#Immunothérapie et effets secondaires: la #vitamine D réduit de 65% le risque de #colite

Postado em

Boston, Etats-Unis — Une étude publiée ce 22 juin dans la revue Cancer incluant 213 patients traités par immunothérapie pour un mélanome, révèle que la prise de vitamine D réduit de 65% le risque de colite, un effet secondaire lié au traitement[1]. C’est la première étude qui démontre le bénéfice d’une intervention simple, peu coûteuse et sans corticoïdes pour réduire un effet secondaire associé aux anti-PD1 et anti-CTLA4, dont on sait que de façon générale, ils peuvent occasionner des problèmes rhumatologiques, hépatiques, gastro-intestinaux, endocriniens, etc. Les anticiper ou les réduire est tout bénéfice pour le patient…

L’immunothérapie à base d’inhibiteurs de points de contrôle immunitaires (ICI) a révolutionné le traitement de plusieurs cancers dont le cancer bronchique non à petites cellules, le mélanome et le cancer rénal en termes d’allongement de la survie sans progression et de la survie globale. Ce bénéfice s’observe parfois au détriment de certains effets secondaires liés au traitement(ir-AEs), à localisations variables, rhumatologique, hépatique, gastro-intestinale, endocrinienne etc., le plus souvent gérables par des corticoïdes. Dans certains cas, la survenue d’un effet secondaire est même annonciatrice d’une réponse favorable à l’immunothérapie. Il n’en reste pas moins qu’anticiper ces ir-AEs ou les réduire est tout bénéfice pour le patient.

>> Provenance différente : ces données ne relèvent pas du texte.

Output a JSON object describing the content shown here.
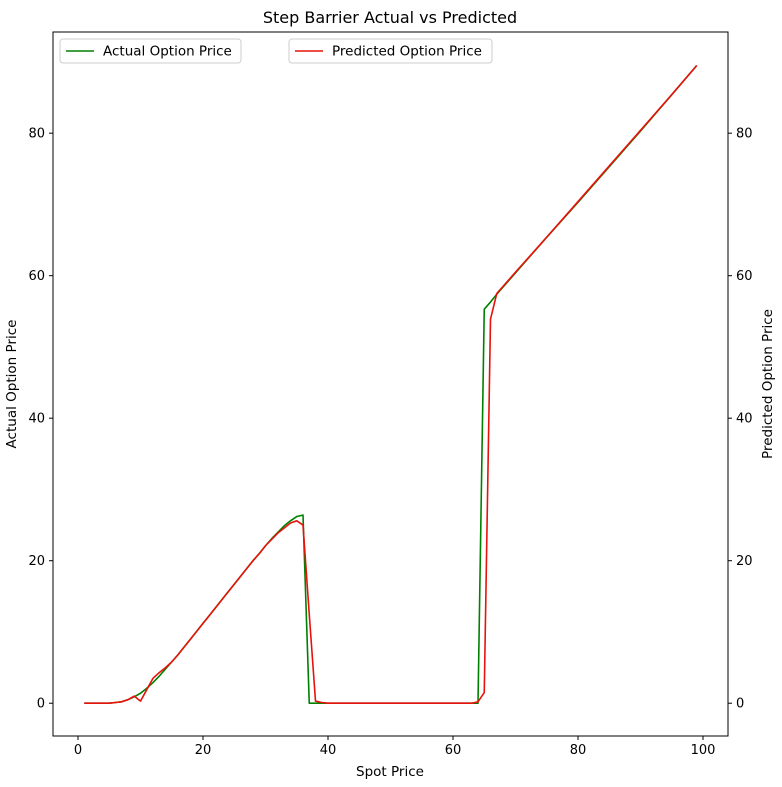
{
  "chart_data": {
    "type": "line",
    "title": "Step Barrier Actual vs Predicted",
    "xlabel": "Spot Price",
    "ylabel_left": "Actual Option Price",
    "ylabel_right": "Predicted Option Price",
    "xlim": [
      -4,
      104
    ],
    "ylim": [
      -4.6,
      94.2
    ],
    "xticks": [
      0,
      20,
      40,
      60,
      80,
      100
    ],
    "yticks": [
      0,
      20,
      40,
      60,
      80
    ],
    "grid": false,
    "legend_actual_placement": "top-left",
    "legend_predicted_placement": "top-center",
    "series": [
      {
        "name": "Actual Option Price",
        "axis": "left",
        "color": "#008000",
        "points": [
          [
            1,
            0
          ],
          [
            2,
            0
          ],
          [
            3,
            0
          ],
          [
            4,
            0
          ],
          [
            5,
            0
          ],
          [
            6,
            0.1
          ],
          [
            7,
            0.2
          ],
          [
            8,
            0.5
          ],
          [
            9,
            0.9
          ],
          [
            10,
            1.4
          ],
          [
            11,
            2.1
          ],
          [
            12,
            2.9
          ],
          [
            13,
            3.8
          ],
          [
            14,
            4.8
          ],
          [
            15,
            5.8
          ],
          [
            16,
            6.8
          ],
          [
            17,
            7.9
          ],
          [
            18,
            9.0
          ],
          [
            19,
            10.1
          ],
          [
            20,
            11.2
          ],
          [
            21,
            12.3
          ],
          [
            22,
            13.4
          ],
          [
            23,
            14.5
          ],
          [
            24,
            15.6
          ],
          [
            25,
            16.7
          ],
          [
            26,
            17.8
          ],
          [
            27,
            18.9
          ],
          [
            28,
            20.0
          ],
          [
            29,
            21.0
          ],
          [
            30,
            22.1
          ],
          [
            31,
            23.1
          ],
          [
            32,
            24.0
          ],
          [
            33,
            24.9
          ],
          [
            34,
            25.6
          ],
          [
            35,
            26.2
          ],
          [
            36,
            26.4
          ],
          [
            37,
            0
          ],
          [
            38,
            0
          ],
          [
            40,
            0
          ],
          [
            45,
            0
          ],
          [
            50,
            0
          ],
          [
            55,
            0
          ],
          [
            60,
            0
          ],
          [
            62,
            0
          ],
          [
            64,
            0
          ],
          [
            65,
            55.3
          ],
          [
            66,
            56.3
          ],
          [
            67,
            57.4
          ],
          [
            68,
            58.4
          ],
          [
            70,
            60.4
          ],
          [
            75,
            65.4
          ],
          [
            80,
            70.3
          ],
          [
            85,
            75.3
          ],
          [
            90,
            80.3
          ],
          [
            95,
            85.4
          ],
          [
            99,
            89.5
          ]
        ]
      },
      {
        "name": "Predicted Option Price",
        "axis": "right",
        "color": "#e8120c",
        "points": [
          [
            1,
            0
          ],
          [
            2,
            0
          ],
          [
            3,
            0
          ],
          [
            4,
            0
          ],
          [
            5,
            0
          ],
          [
            6,
            0.1
          ],
          [
            7,
            0.2
          ],
          [
            8,
            0.5
          ],
          [
            9,
            1.0
          ],
          [
            10,
            0.3
          ],
          [
            11,
            1.9
          ],
          [
            12,
            3.5
          ],
          [
            13,
            4.3
          ],
          [
            14,
            5.0
          ],
          [
            15,
            5.8
          ],
          [
            16,
            6.8
          ],
          [
            17,
            7.9
          ],
          [
            18,
            9.0
          ],
          [
            19,
            10.1
          ],
          [
            20,
            11.2
          ],
          [
            21,
            12.3
          ],
          [
            22,
            13.4
          ],
          [
            23,
            14.5
          ],
          [
            24,
            15.6
          ],
          [
            25,
            16.7
          ],
          [
            26,
            17.8
          ],
          [
            27,
            18.9
          ],
          [
            28,
            20.0
          ],
          [
            29,
            21.0
          ],
          [
            30,
            22.1
          ],
          [
            31,
            23.0
          ],
          [
            32,
            23.9
          ],
          [
            33,
            24.6
          ],
          [
            34,
            25.3
          ],
          [
            35,
            25.6
          ],
          [
            36,
            25.0
          ],
          [
            37,
            12.5
          ],
          [
            38,
            0.3
          ],
          [
            39,
            0.1
          ],
          [
            40,
            0
          ],
          [
            45,
            0
          ],
          [
            50,
            0
          ],
          [
            55,
            0
          ],
          [
            60,
            0
          ],
          [
            63,
            0
          ],
          [
            64,
            0.2
          ],
          [
            65,
            1.5
          ],
          [
            66,
            53.9
          ],
          [
            67,
            57.5
          ],
          [
            68,
            58.5
          ],
          [
            70,
            60.5
          ],
          [
            75,
            65.4
          ],
          [
            80,
            70.4
          ],
          [
            85,
            75.4
          ],
          [
            90,
            80.4
          ],
          [
            95,
            85.4
          ],
          [
            99,
            89.5
          ]
        ]
      }
    ]
  }
}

Deux cohortes confirment la réduction du risque

Dans cette optique, cette équipe[1] du Dana-Farber Cancer Institute a constitué une cohorte exploratoire de 213 patients avec un mélanome, traités par ICI, un anti-PD1 ou un anti-CTLA-4 ou une association des 2. Les caractéristiques cliniques et biologiques de ces patients ont été recensées. En substance, 37 (17%) ont développé une colite liée au traitement. Avant la prise d’ICI, 31% des patients recevaient une supplémentation en vitamine D. En analyse multivariée, l’usage de la vitamine D est associé à une réduction significative de 65%  de développer une colite (OR = 0,35). Sur cette base, le lien entre la prise de vitamine D et une réduction de la colite a été recherché dans une cohorte de confirmation incluant 269 patients dont 49 avaient développé une colite (29%). Sous vitamine D, le risque est réduit de 54% (OR = 0,46). Un RNL ≥ 5 (rapport neutrophiles/lymphocytes) prédit la réduction du risque de colite (OR = 0,34) mais seulement dans la cohorte exploratoire.

Une idée facile à mettre en place 

C’est la première étude qui rapporte le bénéfice de la vitamine D pour diminuer l’effet secondaire colite relié au traitement par ICI. Le résultat va dans le sens de travaux antérieurs sur cet usage prophylactique de la vitamine D notamment dans la colite ulcéro-hémorragique et la maladie du greffon contre l’hôte. Ces résultats sont importants car ils suggèrent qu’une intervention aussi simple et peu coûteuse qu’est la prise de vitamine D prévient un ir-AE classique de l’immunothérapie.

C’est une façon de renforcer l’adhérence au traitement en se rappelant que la dose quotidienne recommandée de vitamine D est de 600 à 800U/j et qu’un surdosage expose à une hypercalcémie et des conséquences cardiologiques et rénales.